# Rinehart R100 Coming Soon!



## kitchue (Sep 25, 2001)

I was there with my son also. We shot the "just for fun" part of it. Great time. My son was shooting all over the place. No consistency. We spent most of the time tweaking trying to make something out of it.

In the end, I just bought him a Darton from the Darton Trailer that was there. The vendors were very helpful and busy. Darton, G5 were there. Just to name a couple. 

He's only 12 and now has a new bow that will be the last on (hopefully) that I buy him. It was, sorta, custom assembled Saturday night and we picked it up Sunday morning. I dont even know if this bow has a name for it. But the price was right and its a great bow for him to grow up with. 

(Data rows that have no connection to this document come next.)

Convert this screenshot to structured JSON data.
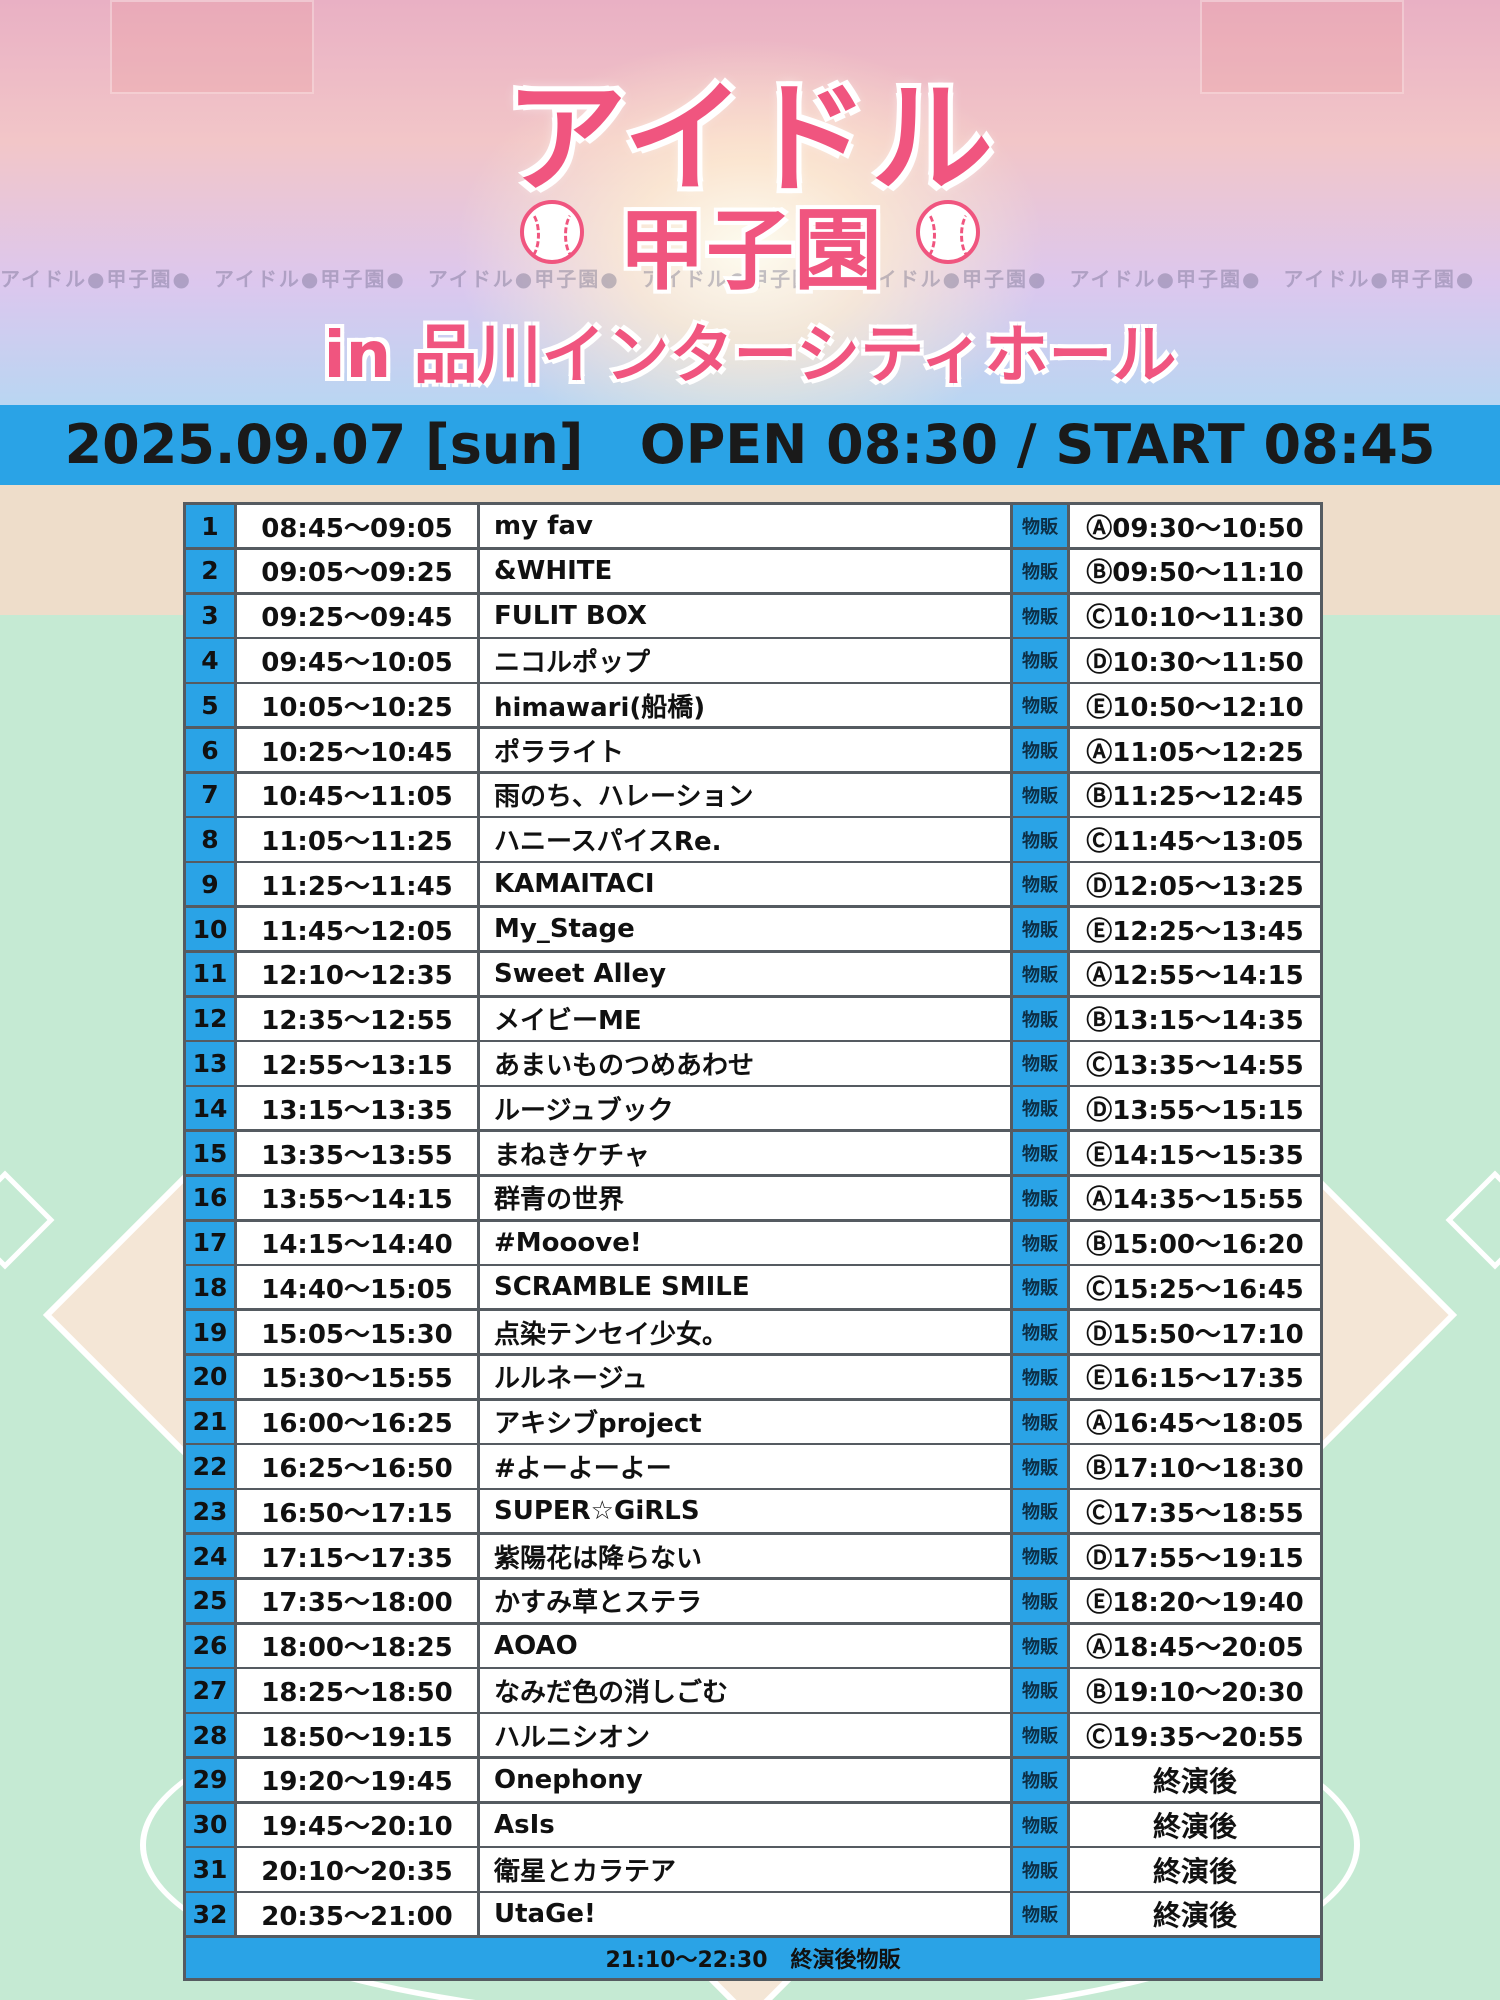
{
  "header": {
    "logo_line1": "アイドル",
    "logo_line2": "甲子園",
    "venue": "in 品川インターシティホール",
    "strip_text": "アイドル●甲子園●　アイドル●甲子園●　アイドル●甲子園●　アイドル●甲子園●　アイドル●甲子園●　アイドル●甲子園●　アイドル●甲子園●"
  },
  "band": {
    "text": "2025.09.07 [sun]   OPEN 08:30 / START 08:45"
  },
  "colors": {
    "accent_blue": "#2aa3e6",
    "logo_pink": "#f0557f",
    "grid_gray": "#555b61"
  },
  "schedule": {
    "goods_label": "物販",
    "rows": [
      {
        "no": "1",
        "time": "08:45〜09:05",
        "name": "my fav",
        "sale": "Ⓐ09:30〜10:50"
      },
      {
        "no": "2",
        "time": "09:05〜09:25",
        "name": "&WHITE",
        "sale": "Ⓑ09:50〜11:10"
      },
      {
        "no": "3",
        "time": "09:25〜09:45",
        "name": "FULIT BOX",
        "sale": "Ⓒ10:10〜11:30"
      },
      {
        "no": "4",
        "time": "09:45〜10:05",
        "name": "ニコルポップ",
        "sale": "Ⓓ10:30〜11:50"
      },
      {
        "no": "5",
        "time": "10:05〜10:25",
        "name": "himawari(船橋)",
        "sale": "Ⓔ10:50〜12:10"
      },
      {
        "no": "6",
        "time": "10:25〜10:45",
        "name": "ポラライト",
        "sale": "Ⓐ11:05〜12:25"
      },
      {
        "no": "7",
        "time": "10:45〜11:05",
        "name": "雨のち、ハレーション",
        "sale": "Ⓑ11:25〜12:45"
      },
      {
        "no": "8",
        "time": "11:05〜11:25",
        "name": "ハニースパイスRe.",
        "sale": "Ⓒ11:45〜13:05"
      },
      {
        "no": "9",
        "time": "11:25〜11:45",
        "name": "KAMAITACI",
        "sale": "Ⓓ12:05〜13:25"
      },
      {
        "no": "10",
        "time": "11:45〜12:05",
        "name": "My_Stage",
        "sale": "Ⓔ12:25〜13:45"
      },
      {
        "no": "11",
        "time": "12:10〜12:35",
        "name": "Sweet Alley",
        "sale": "Ⓐ12:55〜14:15"
      },
      {
        "no": "12",
        "time": "12:35〜12:55",
        "name": "メイビーME",
        "sale": "Ⓑ13:15〜14:35"
      },
      {
        "no": "13",
        "time": "12:55〜13:15",
        "name": "あまいものつめあわせ",
        "sale": "Ⓒ13:35〜14:55"
      },
      {
        "no": "14",
        "time": "13:15〜13:35",
        "name": "ルージュブック",
        "sale": "Ⓓ13:55〜15:15"
      },
      {
        "no": "15",
        "time": "13:35〜13:55",
        "name": "まねきケチャ",
        "sale": "Ⓔ14:15〜15:35"
      },
      {
        "no": "16",
        "time": "13:55〜14:15",
        "name": "群青の世界",
        "sale": "Ⓐ14:35〜15:55"
      },
      {
        "no": "17",
        "time": "14:15〜14:40",
        "name": "#Mooove!",
        "sale": "Ⓑ15:00〜16:20"
      },
      {
        "no": "18",
        "time": "14:40〜15:05",
        "name": "SCRAMBLE SMILE",
        "sale": "Ⓒ15:25〜16:45"
      },
      {
        "no": "19",
        "time": "15:05〜15:30",
        "name": "点染テンセイ少女。",
        "sale": "Ⓓ15:50〜17:10"
      },
      {
        "no": "20",
        "time": "15:30〜15:55",
        "name": "ルルネージュ",
        "sale": "Ⓔ16:15〜17:35"
      },
      {
        "no": "21",
        "time": "16:00〜16:25",
        "name": "アキシブproject",
        "sale": "Ⓐ16:45〜18:05"
      },
      {
        "no": "22",
        "time": "16:25〜16:50",
        "name": "#よーよーよー",
        "sale": "Ⓑ17:10〜18:30"
      },
      {
        "no": "23",
        "time": "16:50〜17:15",
        "name": "SUPER☆GiRLS",
        "sale": "Ⓒ17:35〜18:55"
      },
      {
        "no": "24",
        "time": "17:15〜17:35",
        "name": "紫陽花は降らない",
        "sale": "Ⓓ17:55〜19:15"
      },
      {
        "no": "25",
        "time": "17:35〜18:00",
        "name": "かすみ草とステラ",
        "sale": "Ⓔ18:20〜19:40"
      },
      {
        "no": "26",
        "time": "18:00〜18:25",
        "name": "AOAO",
        "sale": "Ⓐ18:45〜20:05"
      },
      {
        "no": "27",
        "time": "18:25〜18:50",
        "name": "なみだ色の消しごむ",
        "sale": "Ⓑ19:10〜20:30"
      },
      {
        "no": "28",
        "time": "18:50〜19:15",
        "name": "ハルニシオン",
        "sale": "Ⓒ19:35〜20:55"
      },
      {
        "no": "29",
        "time": "19:20〜19:45",
        "name": "Onephony",
        "sale": "終演後"
      },
      {
        "no": "30",
        "time": "19:45〜20:10",
        "name": "AsIs",
        "sale": "終演後"
      },
      {
        "no": "31",
        "time": "20:10〜20:35",
        "name": "衛星とカラテア",
        "sale": "終演後"
      },
      {
        "no": "32",
        "time": "20:35〜21:00",
        "name": "UtaGe!",
        "sale": "終演後"
      }
    ],
    "footer": "21:10〜22:30   終演後物販"
  }
}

All because of The Rinehart 100. Cant wait for the next one. Speaking of anyone know where the next one in Michigan is?


----------



## Ack (Oct 3, 2004)

kitchue said:


> I was there with my son also. We shot the "just for fun" part of it. Great time. My son was shooting all over the place. No consistency. We spent most of the time tweaking trying to make something out of it.
> 
> In the end, I just bought him a Darton from the Darton Trailer that was there. The vendors were very helpful and busy. Darton, G5 were there. Just to name a couple.
> 
> ...


Only one R100 a year, and hopefully SFAS will host it again next August...they really do a great job running it. There are several other 3D shoots in the tri-cities that are also great to shoot, and I'll bet there is a shoot just about every weekend until bow season. Type in your zip code in the link and choose a month and it will give you info about all the upcoming shoots. MidMichee, Bay City Bowmen and SFAS all have shoots within the next several weeks and are close by. :coolgleam

http://www.3dshoots.com/archery/searchzipcode.php


----------